America’s largest banks are preparing a direct response to one of the fastest-growing crypto products: stablecoins.
JPMorgan Chase, Bank of America, Citigroup and other major lenders said Friday they plan to launch a network of shared tokenized deposits through The Clearing House by the first half of 2027. The project would allow bank deposits to move across blockchain infrastructure with 24-hour settlement, giving traditional bank money some of the same capabilities that have helped stablecoins gain traction.
The move highlights growing competition to become the preferred form of cash on blockchain networks.
“In the wake of the GENIUS Act, a competition appears to be emerging between stablecoins, tokenized deposits, and tokenized money market funds to become the preferred on-chain cash instrument,” said Reid Noch, vice president of U.S. equity market structure at TD Securities.
Stablecoins, specifically Circle’s USDC (CRCL) and Tether’s USDT, currently dominate that market. Dollar-pegged tokens are widely used for cryptocurrency trading, cross-border payments, and increasingly for savings products. But banks are concerned that if stablecoins become popular, deposits could migrate from traditional accounts to crypto wallets.
Tokenized deposits allow banks to add customers to the chain without losing control of their deposits. A customer’s bank deposit would be represented as a digital token that can move across blockchain rails. Unlike stablecoins, the funds would remain within the banking system.
Noch said tokenized deposits address long-standing inefficiencies in global payments.
“Anyone who has ever transferred money, especially internationally, knows that the process can be expensive and often takes one or two business days to complete,” Noch said. By using blockchain infrastructure, tokenized deposits could enable near-instant transfers 24 hours a day, while reducing settlement costs and frictions, he said.
The initiative also signals the extent to which blockchain technology has advanced into the financial mainstream.
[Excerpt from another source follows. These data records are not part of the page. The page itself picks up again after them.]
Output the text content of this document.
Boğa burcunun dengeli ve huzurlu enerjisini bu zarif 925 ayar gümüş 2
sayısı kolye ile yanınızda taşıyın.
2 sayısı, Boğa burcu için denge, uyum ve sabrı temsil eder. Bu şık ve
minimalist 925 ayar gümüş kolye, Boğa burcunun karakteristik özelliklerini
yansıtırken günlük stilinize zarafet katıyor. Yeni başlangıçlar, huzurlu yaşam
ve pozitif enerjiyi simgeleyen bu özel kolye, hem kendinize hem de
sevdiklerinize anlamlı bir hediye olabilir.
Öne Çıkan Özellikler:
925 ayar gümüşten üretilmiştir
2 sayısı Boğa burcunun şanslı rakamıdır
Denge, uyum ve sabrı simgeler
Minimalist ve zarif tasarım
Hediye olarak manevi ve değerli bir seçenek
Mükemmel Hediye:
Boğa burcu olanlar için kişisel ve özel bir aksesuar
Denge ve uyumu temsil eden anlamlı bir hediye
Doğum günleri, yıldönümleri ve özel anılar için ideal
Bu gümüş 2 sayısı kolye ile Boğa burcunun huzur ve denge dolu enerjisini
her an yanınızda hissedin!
“America’s largest banks are voluntarily joining the chain,” said Digital Chamber CEO Cody Carbone. “When the country’s largest institutions decide the future of blockchain finance, they are demonstrating exactly what our industry has been building toward from the beginning.”
Significant competition
Still, the banking industry’s approach differs markedly from cryptocurrencies’ view of open networks.
Noelle Acheson, author of “Crypto is Macro Now,” noted that banks have spent years experimenting with private blockchain systems that move money internally while maintaining tight control over users and transactions. The planned Clearinghouse network expands that model to multiple banks, but remains far removed from public blockchain ecosystems where stablecoins circulate freely.
Acheson argued that the project demonstrates that banks are taking stablecoins seriously despite public comments from some executives, including JPM CEO Jamie Dimon, who downplayed the threat. While stablecoins offer greater liquidity and flexibility, he said many corporate clients may prefer a bank-backed system that fits within existing compliance frameworks.
In a March report, Jeffries said he estimates stablecoins could lead to a 3% to 5% drain on core deposits over the next five years and reduce average bank profits by about 3%.
The result could reshape the way money moves on blockchain networks.
If successful, the Clearing House initiative could become a major competitor to stablecoins for corporate payments and treasury operations. At the same time, it underscores a broader trend: traditional finance is increasingly embracing blockchain technology, even as it competes with crypto-native alternatives built on the same infrastructure.